Moreover (post-credit spoilers), Black Widow’s epilogue led directly into events that will presumably unfold on Disney+’s Hawkeye show. That show will reportedly feature Jeremy Renner’s Hawkeye and Kate Bishop (Hailee Steinfeld) being pitted against Yelena Belova (Florence Pugh). That’s because the latter was falsely informed by Contessa Valentina Allegra de Fontaine (Julia Louis Dreyfuss) that Hawkeye killed her sister. It’s one thing for Contessa to make her debut on The Falcon and the Winter Soldier before her “surprise” cameo in Black Widow. It’s another to have a Disney+ television show for which a major plot turn hasn’t yet been “revealed.” In this case, delaying Black Widow would have meant delaying Hawkeye. With the Disney+ shows pulling in decent viewership (especially compared to almost any other Disney+ originals outside of The Mandalorian) and strong week-to-week media buzz, nothing stops this train.

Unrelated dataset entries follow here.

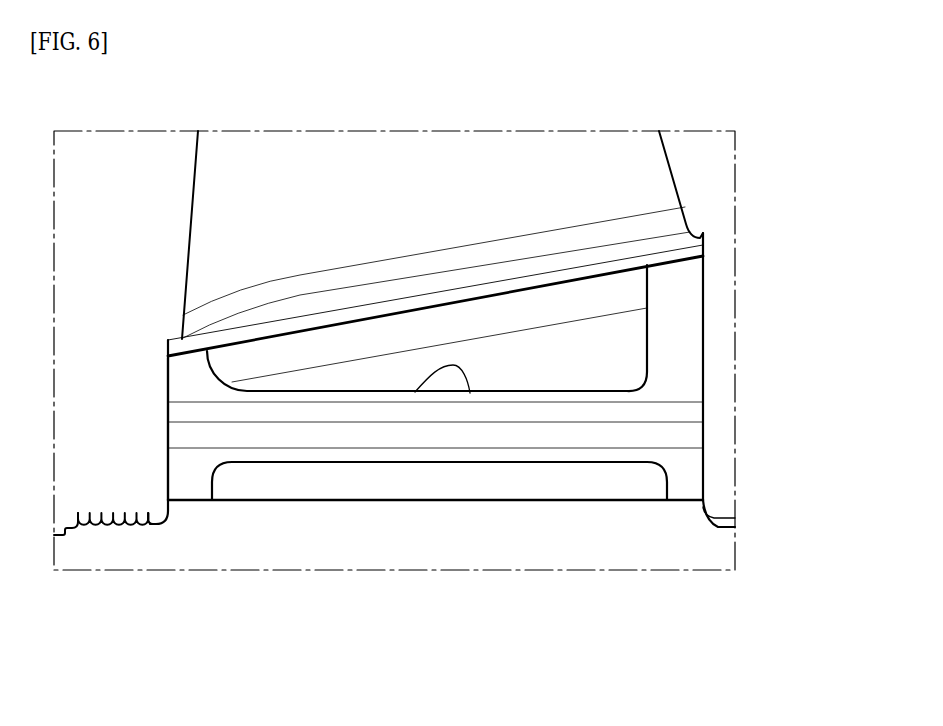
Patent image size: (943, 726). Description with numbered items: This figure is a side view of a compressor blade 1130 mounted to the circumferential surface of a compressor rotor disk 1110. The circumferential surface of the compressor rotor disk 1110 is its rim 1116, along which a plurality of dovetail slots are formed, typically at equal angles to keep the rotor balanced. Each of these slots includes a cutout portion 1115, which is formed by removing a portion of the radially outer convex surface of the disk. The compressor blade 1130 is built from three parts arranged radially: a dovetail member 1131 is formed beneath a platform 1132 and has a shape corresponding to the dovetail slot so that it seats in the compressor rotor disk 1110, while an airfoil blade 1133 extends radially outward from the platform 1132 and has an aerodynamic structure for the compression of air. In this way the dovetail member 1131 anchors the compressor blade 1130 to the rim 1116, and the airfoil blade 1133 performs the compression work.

The compressor rotor disk 1110 is at (316, 512).
The cutout portion 1115 is at (470, 393).
The rim 1116 is at (205, 428).
The compressor blade 1130 is at (542, 261).
The dovetail member 1131 is at (598, 348).
The platform 1132 is at (683, 253).
The airfoil blade 1133 is at (653, 183).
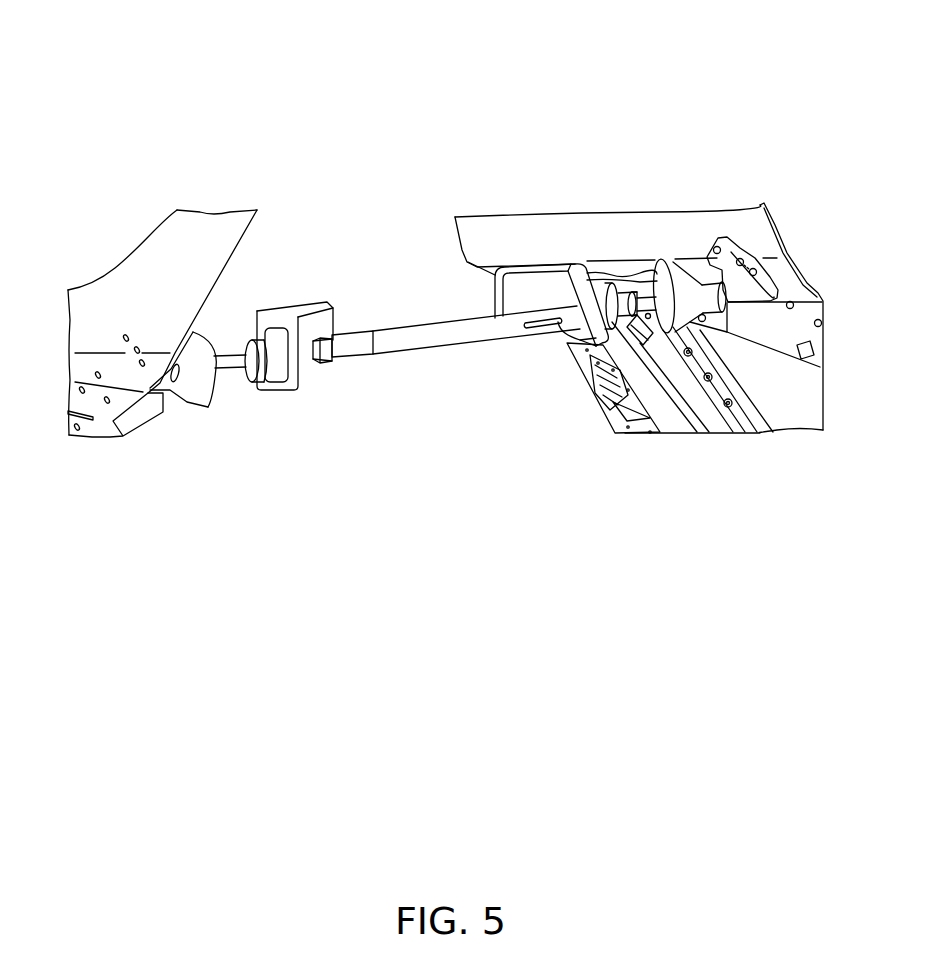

Black Widow was thrown into theaters partially to keep the Disney+ shows on schedule. If using the Disney+ hybrid release plan allowed Disney to open the kid-friendly, family-friendly MCU superhero movie in theaters (to their mutual benefit) during a summer where A) Covid conditions aren’t necessarily improving and B) far fewer kids compared to adults have been vaccinated, then so be it. However, as A Quiet Place part II ($158 million domestic since Memorial Day weekend) and F9 ($165 million since June 25 as it arrives on PVOD today) have shown, some theatrical exclusivity can indeed allow would-be tentpoles to perform almost as well as they would have in non-Covid circumstances. Whether you think Premier Access was a buffer against the pandemic or whether Disney used the pandemic as an excuse to boost their streaming platform, not going exclusively theatrical was a choice rather than a necessity.

I’m frankly shocked that Disney (apparently/seemingly) didn’t at least offer their A-listers (Emma Stone, Dwayne Johnson, Emily Blunt, etc.) a cut of the streaming revenue. This lawsuit (and any others that follow) now color the gains made by Disney+ in a new light. When I now tell you that Pixar’s Luca notched a third straight frame (so says Nielsen) of over 1 billion minutes viewed (an incredible hold), you might now wonder whether the Pixar creators who might have been hoping for box office-specific bonuses are now left hanging. Will Disney still report opening weekend “Premier Access” revenue for Jungle Cruise alongside global box office? I would argue, along with various other factors, that the MCU movie was released in a commercially compromised manner partially to avoid a lull in the Disney+ MCU schedule. So, for the second time, Black Widow was thrown off a cliff so that Hawkeye could thrive.